While the goal is laudable, we need to examine whether it is in the national interest. The power generation capacity in the country is about 380 GW, of which about 62% is thermal (mainly coal, 53% of total). India is abundant in coal, and the celebrated Hechsher-Ohlin theorem tells us that a country’s competitive advantage should be based on its abundant resource. Adopting a net-zero carbon goal by 2050 would mean abandoning action based on this theorem and, therefore, may be a sub-optimal strategy.
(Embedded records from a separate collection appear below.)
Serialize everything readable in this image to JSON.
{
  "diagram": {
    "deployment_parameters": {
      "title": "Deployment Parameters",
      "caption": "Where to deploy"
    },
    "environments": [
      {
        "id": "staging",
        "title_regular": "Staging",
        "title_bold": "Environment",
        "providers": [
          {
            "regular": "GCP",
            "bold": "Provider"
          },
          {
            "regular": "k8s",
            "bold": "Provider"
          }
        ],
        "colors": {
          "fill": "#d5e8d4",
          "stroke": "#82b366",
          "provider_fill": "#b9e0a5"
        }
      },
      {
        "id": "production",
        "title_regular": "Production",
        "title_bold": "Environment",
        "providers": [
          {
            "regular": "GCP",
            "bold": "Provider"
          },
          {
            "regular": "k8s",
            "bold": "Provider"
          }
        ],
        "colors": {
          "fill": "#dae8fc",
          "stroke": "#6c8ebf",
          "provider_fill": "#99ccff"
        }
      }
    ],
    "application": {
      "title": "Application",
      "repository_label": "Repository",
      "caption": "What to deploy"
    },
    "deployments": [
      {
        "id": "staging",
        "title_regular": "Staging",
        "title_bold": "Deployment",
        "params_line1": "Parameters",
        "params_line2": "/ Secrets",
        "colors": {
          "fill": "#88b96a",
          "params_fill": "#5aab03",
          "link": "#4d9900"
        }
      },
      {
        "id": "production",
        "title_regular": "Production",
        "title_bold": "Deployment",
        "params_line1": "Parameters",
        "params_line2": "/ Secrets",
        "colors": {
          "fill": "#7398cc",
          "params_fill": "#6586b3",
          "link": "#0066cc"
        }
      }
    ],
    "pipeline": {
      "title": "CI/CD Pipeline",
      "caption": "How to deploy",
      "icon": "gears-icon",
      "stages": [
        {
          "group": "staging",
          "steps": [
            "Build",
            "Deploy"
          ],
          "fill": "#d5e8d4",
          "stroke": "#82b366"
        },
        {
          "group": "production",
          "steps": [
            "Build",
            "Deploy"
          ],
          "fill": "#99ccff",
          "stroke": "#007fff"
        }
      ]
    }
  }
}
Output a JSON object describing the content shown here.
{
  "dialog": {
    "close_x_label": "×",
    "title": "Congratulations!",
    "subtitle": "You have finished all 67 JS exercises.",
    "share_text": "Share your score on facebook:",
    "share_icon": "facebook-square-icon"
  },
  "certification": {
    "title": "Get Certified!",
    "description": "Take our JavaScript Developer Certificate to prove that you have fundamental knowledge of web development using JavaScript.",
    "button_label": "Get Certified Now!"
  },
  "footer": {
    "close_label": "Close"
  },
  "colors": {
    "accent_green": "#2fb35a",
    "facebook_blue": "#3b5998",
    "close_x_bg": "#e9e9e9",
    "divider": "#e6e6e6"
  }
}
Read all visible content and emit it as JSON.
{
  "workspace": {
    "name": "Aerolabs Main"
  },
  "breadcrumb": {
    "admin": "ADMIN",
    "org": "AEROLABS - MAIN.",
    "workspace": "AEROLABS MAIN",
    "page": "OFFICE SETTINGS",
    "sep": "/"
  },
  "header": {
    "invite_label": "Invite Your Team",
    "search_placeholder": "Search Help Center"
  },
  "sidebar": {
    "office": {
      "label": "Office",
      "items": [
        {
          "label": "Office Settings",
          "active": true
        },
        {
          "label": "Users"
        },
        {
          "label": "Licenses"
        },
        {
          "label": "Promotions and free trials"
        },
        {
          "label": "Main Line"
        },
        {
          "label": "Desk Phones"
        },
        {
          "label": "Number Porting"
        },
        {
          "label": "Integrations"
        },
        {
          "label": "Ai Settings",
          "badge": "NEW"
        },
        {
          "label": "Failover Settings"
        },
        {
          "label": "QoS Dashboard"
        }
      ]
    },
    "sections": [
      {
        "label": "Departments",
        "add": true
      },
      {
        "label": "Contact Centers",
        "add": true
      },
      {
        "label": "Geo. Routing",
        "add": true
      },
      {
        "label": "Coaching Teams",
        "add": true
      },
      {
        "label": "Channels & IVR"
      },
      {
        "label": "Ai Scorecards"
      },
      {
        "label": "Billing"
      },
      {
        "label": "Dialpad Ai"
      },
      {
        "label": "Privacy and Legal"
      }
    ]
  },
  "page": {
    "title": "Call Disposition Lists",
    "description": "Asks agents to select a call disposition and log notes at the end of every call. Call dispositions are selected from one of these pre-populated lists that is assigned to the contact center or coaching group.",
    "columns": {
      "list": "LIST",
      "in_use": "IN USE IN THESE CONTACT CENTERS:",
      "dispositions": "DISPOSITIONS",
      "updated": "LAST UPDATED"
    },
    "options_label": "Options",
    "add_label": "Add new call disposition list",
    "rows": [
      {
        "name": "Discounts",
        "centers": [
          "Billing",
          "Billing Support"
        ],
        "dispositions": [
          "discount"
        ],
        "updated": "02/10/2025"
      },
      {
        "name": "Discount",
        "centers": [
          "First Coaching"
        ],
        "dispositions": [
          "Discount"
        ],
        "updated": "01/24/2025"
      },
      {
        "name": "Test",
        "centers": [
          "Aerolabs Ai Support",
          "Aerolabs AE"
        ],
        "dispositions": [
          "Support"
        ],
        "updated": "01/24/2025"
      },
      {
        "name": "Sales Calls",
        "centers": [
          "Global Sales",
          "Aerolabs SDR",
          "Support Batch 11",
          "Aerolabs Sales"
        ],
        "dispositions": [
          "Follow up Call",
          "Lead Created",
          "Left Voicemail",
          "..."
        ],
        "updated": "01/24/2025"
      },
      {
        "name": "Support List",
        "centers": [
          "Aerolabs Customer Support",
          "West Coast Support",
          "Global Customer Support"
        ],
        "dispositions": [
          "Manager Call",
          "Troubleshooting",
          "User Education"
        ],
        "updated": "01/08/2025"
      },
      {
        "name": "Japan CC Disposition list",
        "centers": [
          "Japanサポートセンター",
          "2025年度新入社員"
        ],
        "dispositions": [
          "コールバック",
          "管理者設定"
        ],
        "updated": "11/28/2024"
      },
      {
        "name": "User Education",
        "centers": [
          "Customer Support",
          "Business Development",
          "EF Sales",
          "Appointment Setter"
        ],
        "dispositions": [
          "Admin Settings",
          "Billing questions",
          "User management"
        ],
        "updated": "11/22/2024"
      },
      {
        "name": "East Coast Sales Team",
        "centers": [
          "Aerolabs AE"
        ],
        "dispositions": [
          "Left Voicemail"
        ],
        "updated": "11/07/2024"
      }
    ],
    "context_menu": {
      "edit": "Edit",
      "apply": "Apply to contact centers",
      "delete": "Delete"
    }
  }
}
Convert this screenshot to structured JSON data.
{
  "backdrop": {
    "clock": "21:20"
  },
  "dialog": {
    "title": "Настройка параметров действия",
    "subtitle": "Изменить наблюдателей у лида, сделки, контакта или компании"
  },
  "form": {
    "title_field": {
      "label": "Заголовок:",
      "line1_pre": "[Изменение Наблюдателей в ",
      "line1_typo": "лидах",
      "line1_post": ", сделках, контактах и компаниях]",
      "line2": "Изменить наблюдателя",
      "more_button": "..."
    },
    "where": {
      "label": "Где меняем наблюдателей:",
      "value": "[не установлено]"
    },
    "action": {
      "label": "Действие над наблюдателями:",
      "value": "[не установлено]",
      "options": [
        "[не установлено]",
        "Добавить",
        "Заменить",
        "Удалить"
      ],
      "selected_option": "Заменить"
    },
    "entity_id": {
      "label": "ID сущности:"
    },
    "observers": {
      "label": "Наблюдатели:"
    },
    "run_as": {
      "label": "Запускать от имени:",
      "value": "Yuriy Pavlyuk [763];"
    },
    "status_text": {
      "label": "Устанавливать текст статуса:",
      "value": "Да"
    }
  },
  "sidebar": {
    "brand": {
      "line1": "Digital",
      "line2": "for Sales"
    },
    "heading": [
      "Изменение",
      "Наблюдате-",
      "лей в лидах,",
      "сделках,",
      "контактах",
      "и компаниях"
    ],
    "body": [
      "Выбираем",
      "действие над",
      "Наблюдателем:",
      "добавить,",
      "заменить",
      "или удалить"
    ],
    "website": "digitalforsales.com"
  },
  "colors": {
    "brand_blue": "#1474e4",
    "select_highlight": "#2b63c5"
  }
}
There are many traditional reasons why we should not subscribe to net-zero by 2050. Though India is the third-largest carbon emitter in the world, after China and the US, Indian per-capita carbon emissions are an eighth of those of USA and less than a third of China. The developed countries have used the emissions route to development, while India is still developing. Any pre-mature adoption of the net-zero emissions target will mean that a vast proportion of India’s population would continue wallowing in poverty for generations to come.
Finally, any substantive compensation mechanism from the developed world to the developing world in terms of finances and technology has not materialised. So, it may be unethical for the developed world to insist on premature adoption of net-zero targets by India.